Cette thématique de recherche, très pluridisciplinaire, nous a conduit, dans l'objectif de simuler au mieux des ambiances extrêmes diverses (haute température, plasma micro-onde, canon à ions, source VUV, vide ou pression réduite.) à développer des moyens d'essai très originaux et uniques basés sur l'utilisation de fours solaires à concentration de rayonnement en couplant des sources d'espèces excitées et/ou dissociées et/ou ionisées tels que :

  • le dispositif MESOX (Moyen d' Essai Solaire d' OXydation) qui couple un four solaire à concentration de rayonnement (5 kW) permettant d'atteindre des hautes températures (2500 K) à un générateur micro-ondes permettant d'obtenir un plasma (hors-équilibre) ainsi que différents moyens de diagnostics in situ (pyrométrie optique, caméra IR, pression, spectroscopie d'émission, calorimétrie)

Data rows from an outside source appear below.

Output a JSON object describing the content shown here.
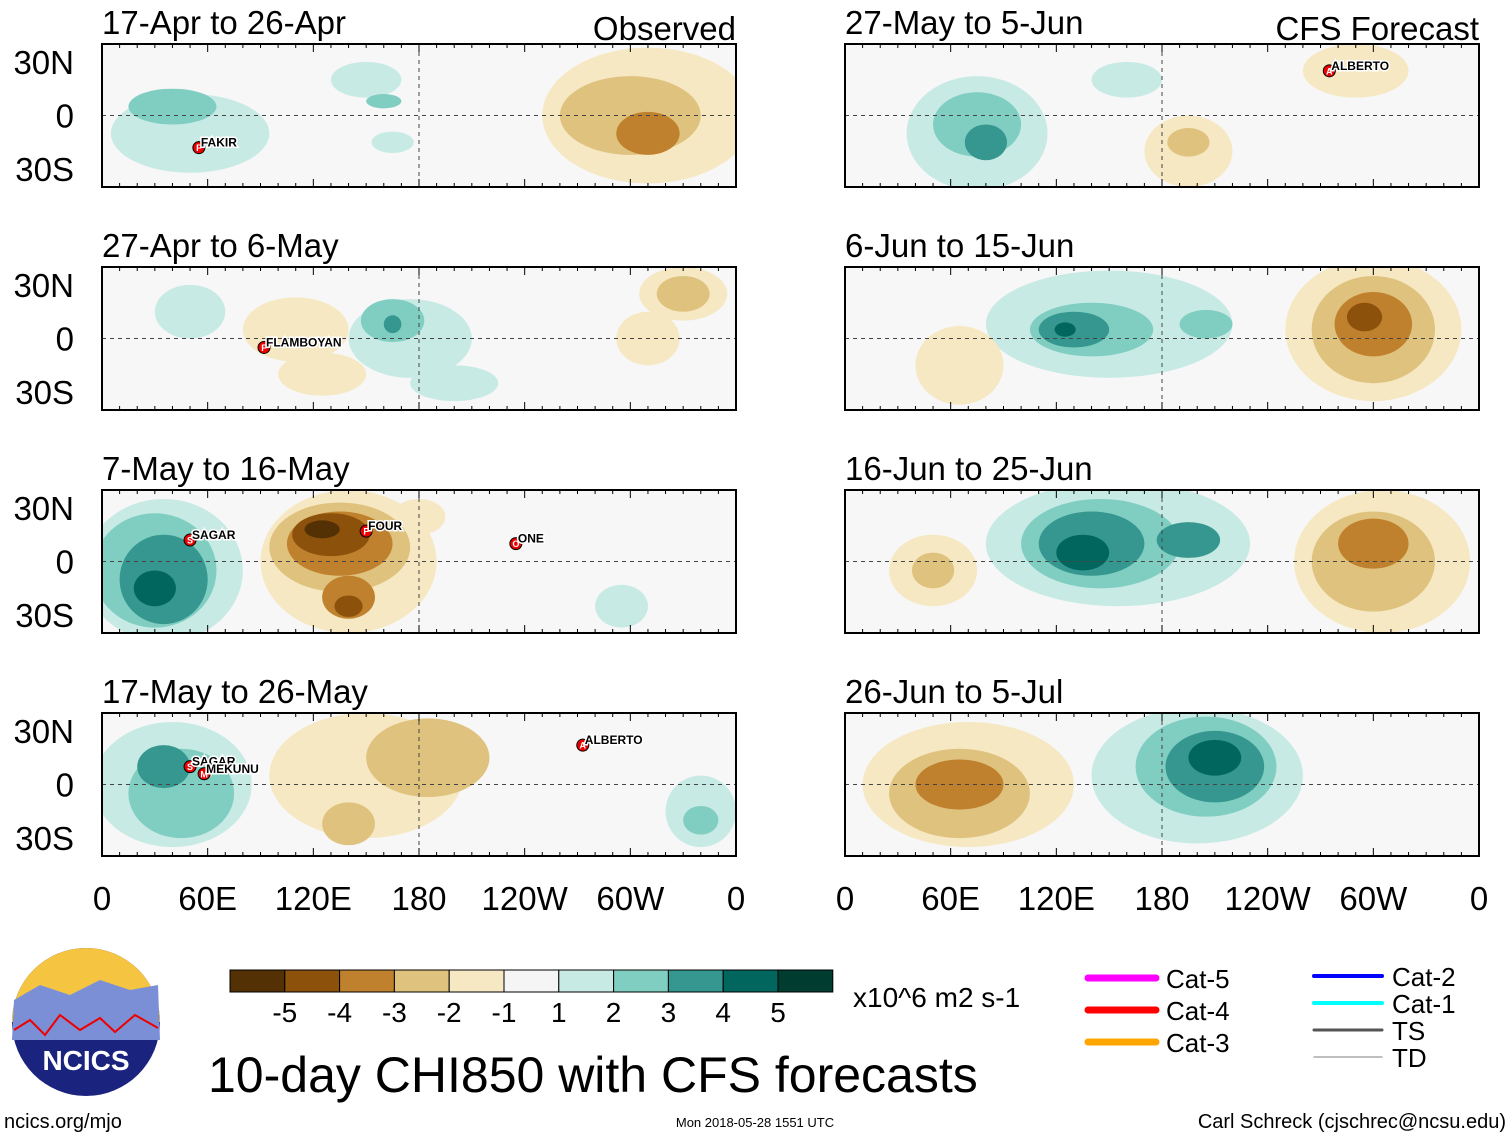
{
  "title": "10-day CHI850 with CFS forecasts",
  "footer": {
    "left": "ncics.org/mjo",
    "center": "Mon 2018-05-28 1551 UTC",
    "right": "Carl Schreck (cjschrec@ncsu.edu)"
  },
  "logo_text": "NCICS",
  "columns": [
    {
      "header": "Observed"
    },
    {
      "header": "CFS Forecast"
    }
  ],
  "lat_ticks": [
    "30N",
    "0",
    "30S"
  ],
  "lon_ticks": [
    "0",
    "60E",
    "120E",
    "180",
    "120W",
    "60W",
    "0"
  ],
  "colorbar": {
    "units": "x10^6 m2 s-1",
    "labels": [
      "-5",
      "-4",
      "-3",
      "-2",
      "-1",
      "1",
      "2",
      "3",
      "4",
      "5"
    ],
    "colors": [
      "#543005",
      "#8c510a",
      "#bf812d",
      "#dfc27d",
      "#f6e8c3",
      "#f5f5f5",
      "#c7eae5",
      "#80cdc1",
      "#35978f",
      "#01665e",
      "#003c30"
    ]
  },
  "storm_legend": [
    {
      "label": "Cat-5",
      "color": "#ff00ff"
    },
    {
      "label": "Cat-4",
      "color": "#ff0000"
    },
    {
      "label": "Cat-3",
      "color": "#ffa500"
    },
    {
      "label": "Cat-2",
      "color": "#0000ff"
    },
    {
      "label": "Cat-1",
      "color": "#00ffff"
    },
    {
      "label": "TS",
      "color": "#555555"
    },
    {
      "label": "TD",
      "color": "#aaaaaa"
    }
  ],
  "chart_data": {
    "type": "heatmap",
    "variable": "CHI850 anomaly",
    "lon_range": [
      0,
      360
    ],
    "lat_range": [
      -40,
      40
    ],
    "panels": [
      {
        "title": "17-Apr to 26-Apr",
        "column": 0,
        "row": 0,
        "anomalies": [
          [
            50,
            -10,
            1,
            45,
            22
          ],
          [
            40,
            5,
            2,
            25,
            10
          ],
          [
            150,
            20,
            1,
            20,
            10
          ],
          [
            160,
            8,
            2,
            10,
            4
          ],
          [
            165,
            -15,
            1,
            12,
            6
          ],
          [
            310,
            0,
            -1,
            60,
            38
          ],
          [
            300,
            0,
            -2,
            40,
            22
          ],
          [
            310,
            -10,
            -3,
            18,
            12
          ]
        ],
        "storms": [
          {
            "name": "FAKIR",
            "lon": 55,
            "lat": -18,
            "cat": "F"
          }
        ]
      },
      {
        "title": "27-Apr to 6-May",
        "column": 0,
        "row": 1,
        "anomalies": [
          [
            50,
            15,
            1,
            20,
            15
          ],
          [
            110,
            5,
            -1,
            30,
            18
          ],
          [
            125,
            -20,
            -1,
            25,
            12
          ],
          [
            175,
            0,
            1,
            35,
            22
          ],
          [
            165,
            10,
            2,
            18,
            12
          ],
          [
            165,
            8,
            3,
            5,
            5
          ],
          [
            200,
            -25,
            1,
            25,
            10
          ],
          [
            330,
            25,
            -1,
            25,
            15
          ],
          [
            330,
            25,
            -2,
            15,
            10
          ],
          [
            310,
            0,
            -1,
            18,
            15
          ]
        ],
        "storms": [
          {
            "name": "FLAMBOYAN",
            "lon": 92,
            "lat": -5,
            "cat": "F"
          }
        ]
      },
      {
        "title": "7-May to 16-May",
        "column": 0,
        "row": 2,
        "anomalies": [
          [
            35,
            -5,
            1,
            45,
            40
          ],
          [
            30,
            -5,
            2,
            35,
            32
          ],
          [
            35,
            -10,
            3,
            25,
            25
          ],
          [
            30,
            -15,
            4,
            12,
            10
          ],
          [
            140,
            0,
            -1,
            50,
            40
          ],
          [
            135,
            8,
            -2,
            40,
            25
          ],
          [
            135,
            10,
            -3,
            30,
            18
          ],
          [
            130,
            15,
            -4,
            22,
            12
          ],
          [
            125,
            18,
            -5,
            10,
            5
          ],
          [
            140,
            -20,
            -3,
            15,
            12
          ],
          [
            140,
            -25,
            -4,
            8,
            6
          ],
          [
            180,
            25,
            -1,
            15,
            10
          ],
          [
            295,
            -25,
            1,
            15,
            12
          ]
        ],
        "storms": [
          {
            "name": "SAGAR",
            "lon": 50,
            "lat": 12,
            "cat": "S"
          },
          {
            "name": "FOUR",
            "lon": 150,
            "lat": 17,
            "cat": "F"
          },
          {
            "name": "ONE",
            "lon": 235,
            "lat": 10,
            "cat": "O"
          }
        ]
      },
      {
        "title": "17-May to 26-May",
        "column": 0,
        "row": 3,
        "anomalies": [
          [
            40,
            0,
            1,
            45,
            35
          ],
          [
            45,
            -5,
            2,
            30,
            25
          ],
          [
            35,
            10,
            3,
            15,
            12
          ],
          [
            150,
            5,
            -1,
            55,
            35
          ],
          [
            185,
            15,
            -2,
            35,
            22
          ],
          [
            140,
            -22,
            -2,
            15,
            12
          ],
          [
            340,
            -15,
            1,
            20,
            20
          ],
          [
            340,
            -20,
            2,
            10,
            8
          ]
        ],
        "storms": [
          {
            "name": "SAGAR",
            "lon": 50,
            "lat": 10,
            "cat": "S"
          },
          {
            "name": "MEKUNU",
            "lon": 58,
            "lat": 6,
            "cat": "M"
          },
          {
            "name": "ALBERTO",
            "lon": 273,
            "lat": 22,
            "cat": "A"
          }
        ]
      },
      {
        "title": "27-May to 5-Jun",
        "column": 1,
        "row": 0,
        "anomalies": [
          [
            75,
            -10,
            1,
            40,
            32
          ],
          [
            75,
            -5,
            2,
            25,
            18
          ],
          [
            80,
            -15,
            3,
            12,
            10
          ],
          [
            160,
            20,
            1,
            20,
            10
          ],
          [
            290,
            25,
            -1,
            30,
            15
          ],
          [
            195,
            -20,
            -1,
            25,
            20
          ],
          [
            195,
            -15,
            -2,
            12,
            8
          ]
        ],
        "storms": [
          {
            "name": "ALBERTO",
            "lon": 275,
            "lat": 25,
            "cat": "A"
          }
        ]
      },
      {
        "title": "6-Jun to 15-Jun",
        "column": 1,
        "row": 1,
        "anomalies": [
          [
            150,
            8,
            1,
            70,
            30
          ],
          [
            140,
            5,
            2,
            35,
            15
          ],
          [
            130,
            5,
            3,
            20,
            10
          ],
          [
            125,
            5,
            4,
            6,
            4
          ],
          [
            205,
            8,
            2,
            15,
            8
          ],
          [
            300,
            5,
            -1,
            50,
            40
          ],
          [
            300,
            5,
            -2,
            35,
            30
          ],
          [
            300,
            8,
            -3,
            22,
            18
          ],
          [
            295,
            12,
            -4,
            10,
            8
          ],
          [
            65,
            -15,
            -1,
            25,
            22
          ]
        ],
        "storms": []
      },
      {
        "title": "16-Jun to 25-Jun",
        "column": 1,
        "row": 2,
        "anomalies": [
          [
            155,
            10,
            1,
            75,
            35
          ],
          [
            145,
            10,
            2,
            45,
            25
          ],
          [
            140,
            10,
            3,
            30,
            18
          ],
          [
            135,
            5,
            4,
            15,
            10
          ],
          [
            195,
            12,
            3,
            18,
            10
          ],
          [
            305,
            0,
            -1,
            50,
            40
          ],
          [
            300,
            0,
            -2,
            35,
            28
          ],
          [
            300,
            10,
            -3,
            20,
            14
          ],
          [
            50,
            -5,
            -1,
            25,
            20
          ],
          [
            50,
            -5,
            -2,
            12,
            10
          ]
        ],
        "storms": []
      },
      {
        "title": "26-Jun to 5-Jul",
        "column": 1,
        "row": 3,
        "anomalies": [
          [
            70,
            0,
            -1,
            60,
            35
          ],
          [
            65,
            -5,
            -2,
            40,
            25
          ],
          [
            65,
            0,
            -3,
            25,
            14
          ],
          [
            200,
            5,
            1,
            60,
            38
          ],
          [
            205,
            10,
            2,
            40,
            28
          ],
          [
            210,
            10,
            3,
            28,
            20
          ],
          [
            210,
            15,
            4,
            15,
            10
          ]
        ],
        "storms": []
      }
    ]
  }
}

  • l'enceinte MEDIASE (Moyen d' Essai et de DIagnostic en Ambiance Spatiale Extrême) réalisée en collaboration avec le CNES, couplant une enceinte sous vide secondaire, différents moyens de diagnostics (pyroréflectométrie, spectro-radiométrie, spectrométrie de masse à source ouverte – neutres et ions –, microbalance à quartz.), une source ionique et une source VUV de forte puissance, installée au foyer du four solaire à concentration de rayonnement de 1000 kW
  • le réacteur REHPTS (REacteur Hautes Pression et Température Solaire), installé au foyer du four solaire de 5 kW permet d’étudier le comportement de matériaux en atmosphère contrôlée (gaz standard, vapeur d'eau...) et à très haute température (2500 K) avec in situ un contrôle de la pression, de la température, des espèces gazeuses produites par la réaction (spectromètre de masse).